# Step 1: Request Data
Request a copy of your data from Spotify [here](https://www.spotify.com/us/account/privacy/). Be patient and wait a few days. There is probably a way to request this data directly using Spotify’s API but that’s a project for another day!

In [1]:
import pandas as pd
import numpy as np
import requests

# Step 2: Prep Streaming/Library Data
Using the files Spotify has given us, we will now create one dataframe that includes all our streaming data PLUS whether each song is on our Library PLUS each song’s Spotify ‘URI’ (unique identifier — it’ll come in handy later)

## Create df_stream:

In [2]:
# read your 1+ StreamingHistory files (depending on how extensive your streaming history is) into pandas dataframes
df_stream = pd.read_json('StreamingHistory0.json')

# create a 'UniqueID' for each song by combining the fields 'artistName' and 'trackName'
df_stream['UniqueID'] = df_stream['artistName'] + ":" + df_stream['trackName']

df_stream.head()

Unnamed: 0,endTime,artistName,trackName,msPlayed,UniqueID
0,2020-09-22 00:02,halberd,coffee on the beach.,178559,halberd:coffee on the beach.
1,2020-09-22 00:05,Kota the Friend,Chicago Diner,175037,Kota the Friend:Chicago Diner
2,2020-09-22 00:08,cupcakKe,Single While Taken,169343,cupcakKe:Single While Taken
3,2020-09-22 00:12,Smino,Father Son Holy Smoke,240768,Smino:Father Son Holy Smoke
4,2020-09-22 00:15,Princess Nokia,Felicity Island,188693,Princess Nokia:Felicity Island


## Create df_library:

Next, I cleaned up my ‘YourLibrary’ file from Spotify so that it just contained the “tracks” dictionary, surrounded by brackets [ ] and saved as a new file ‘YourLibrary1'. Someone better at cleaning up json files could likely automate this step and use the original file.

In [3]:
# read your edited Library json file into a pandas dataframe
df_library = pd.read_json('YourLibrary1.json')

# add UniqueID column (same as above)
df_library['UniqueID'] = df_library['artist'] + ":" + df_library['track']

# add column with track URI stripped of 'spotify:track:'
new = df_library["uri"].str.split(":", expand = True)
df_library['track_uri'] = new[2]

df_library.head()

Unnamed: 0,artist,album,track,uri,UniqueID,track_uri
0,Noname,Telefone,All I Need (feat. Xavier Omär),spotify:track:5SBPdm1dAz7WhgmSQVfOew,Noname:All I Need (feat.

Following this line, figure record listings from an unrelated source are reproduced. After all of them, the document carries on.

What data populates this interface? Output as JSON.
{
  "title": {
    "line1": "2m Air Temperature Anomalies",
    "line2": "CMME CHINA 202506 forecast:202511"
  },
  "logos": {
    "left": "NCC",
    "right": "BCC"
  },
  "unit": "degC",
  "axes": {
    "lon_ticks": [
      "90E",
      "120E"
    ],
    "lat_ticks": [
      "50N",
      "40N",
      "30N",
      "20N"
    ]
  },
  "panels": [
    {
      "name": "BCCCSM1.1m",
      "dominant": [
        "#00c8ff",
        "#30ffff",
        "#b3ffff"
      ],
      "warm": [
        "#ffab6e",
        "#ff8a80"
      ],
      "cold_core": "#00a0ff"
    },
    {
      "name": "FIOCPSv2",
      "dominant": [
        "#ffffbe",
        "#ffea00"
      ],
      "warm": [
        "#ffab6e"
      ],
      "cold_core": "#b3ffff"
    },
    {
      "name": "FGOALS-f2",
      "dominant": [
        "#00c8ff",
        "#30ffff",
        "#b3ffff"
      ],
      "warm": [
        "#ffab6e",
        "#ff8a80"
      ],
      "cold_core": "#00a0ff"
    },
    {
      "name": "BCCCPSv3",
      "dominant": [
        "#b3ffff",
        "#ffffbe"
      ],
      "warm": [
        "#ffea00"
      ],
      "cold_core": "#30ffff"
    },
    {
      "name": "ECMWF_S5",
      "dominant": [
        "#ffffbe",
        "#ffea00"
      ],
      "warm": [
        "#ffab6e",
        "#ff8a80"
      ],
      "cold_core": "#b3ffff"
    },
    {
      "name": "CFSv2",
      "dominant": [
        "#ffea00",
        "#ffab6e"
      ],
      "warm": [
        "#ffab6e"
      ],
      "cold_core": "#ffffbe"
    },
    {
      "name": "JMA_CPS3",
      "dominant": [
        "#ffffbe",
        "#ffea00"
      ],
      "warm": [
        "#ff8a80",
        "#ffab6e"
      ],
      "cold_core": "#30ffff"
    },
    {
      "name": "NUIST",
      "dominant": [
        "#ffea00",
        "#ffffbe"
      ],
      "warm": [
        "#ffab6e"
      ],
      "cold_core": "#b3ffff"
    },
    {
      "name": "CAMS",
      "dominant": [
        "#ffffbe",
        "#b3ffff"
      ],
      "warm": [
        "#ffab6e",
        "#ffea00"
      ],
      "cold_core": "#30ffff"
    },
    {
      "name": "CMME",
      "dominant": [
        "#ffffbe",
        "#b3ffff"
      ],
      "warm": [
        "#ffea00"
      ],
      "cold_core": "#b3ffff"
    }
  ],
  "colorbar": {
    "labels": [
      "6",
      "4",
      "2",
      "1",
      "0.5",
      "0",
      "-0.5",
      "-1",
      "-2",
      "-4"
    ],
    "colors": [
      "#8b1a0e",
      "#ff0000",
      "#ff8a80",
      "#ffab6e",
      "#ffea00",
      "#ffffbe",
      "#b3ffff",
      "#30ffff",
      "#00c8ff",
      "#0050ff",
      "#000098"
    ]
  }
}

Xavier Omär),5SBPdm1dAz7WhgmSQVfOew
1,Chance the Rapper,Acid Rap,Chain Smoker,spotify:track:4Jh8aypoHtCqv5GPzZxPsz,Chance the Rapper:Chain Smoker,4Jh8aypoHtCqv5GPzZxPsz
2,Dua Lipa,Future Nostalgia,Good In Bed,spotify:track:6uAFJ75WDAoAPyCWJAtvks,Dua Lipa:Good In Bed,6uAFJ75WDAoAPyCWJAtvks
3,cupcakKe,Eden,PetSmart,spotify:track:0Wahp1YAWzaTwt1hYBNefQ,cupcakKe:PetSmart,0Wahp1YAWzaTwt1hYBNefQ
4,Jhené Aiko,Chilombo,Surrender (feat. Dr. Chill),spotify:track:1vPw8XDPJLMmIaQGHYQ7Pp,Jhené Aiko:Surrender (feat. Dr. Chill),1vPw8XDPJLMmIaQGHYQ7Pp


## Create our final dataframe, df_tableau:

In [4]:
# create final dict as a copy df_stream
df_tableau = df_stream.copy()

# add column checking if streamed song is in library
# not used in this project but could be helpful for cool visualizations
df_tableau['In Library'] = np.where(df_tableau['UniqueID'].isin(df_library['UniqueID'].tolist()),1,0)

# left join with df_library on UniqueID to bring in album and track_uri
df_tableau = pd.merge(df_tableau, df_library[['album','UniqueID','track_uri']],how='left',on=['UniqueID'])

df_tableau.head()

Unnamed: 0,endTime,artistName,trackName,msPlayed,UniqueID,In Library,album,track_uri
0,2020-09-22 00:02,halberd,coffee on the beach.,178559,halberd:coffee on the beach.,0,,
1,2020-09-22 00:05,Kota the Friend,Chicago Diner,175037,Kota the Friend:Chicago Diner,1,Chicago Diner,1rpQJ5vH0wjL8EtSA7ZITQ
2,2020-09-22 00:05,Kota the Friend,Chicago Diner,175037,Kota the Friend:Chicago Diner,1,FOTO,4HzltjBAqEhAayGEBX2ZlR
3,2020-09-22 00:08,cupcakKe,Single While Taken,169343,cupcakKe:Single While Taken,1,Ephorize,0v5tTD8cCbNsuSPdZq4ppU
4,2020-09-22 00:12,Smino,Father Son Holy Smoke,240768,Smino:Father Son Holy Smoke,1,blkswn,3lWatHvGLP3GU8qvcO1tIu


# Step 3: Create New Spotify Project
Log into your developer account [here](https://developer.spotify.com/dashboard). In your dashboard, create a new project. Once created, you can retrieve your ‘Client ID’ and ‘Client Secret.’ We’ll use these in Step 4.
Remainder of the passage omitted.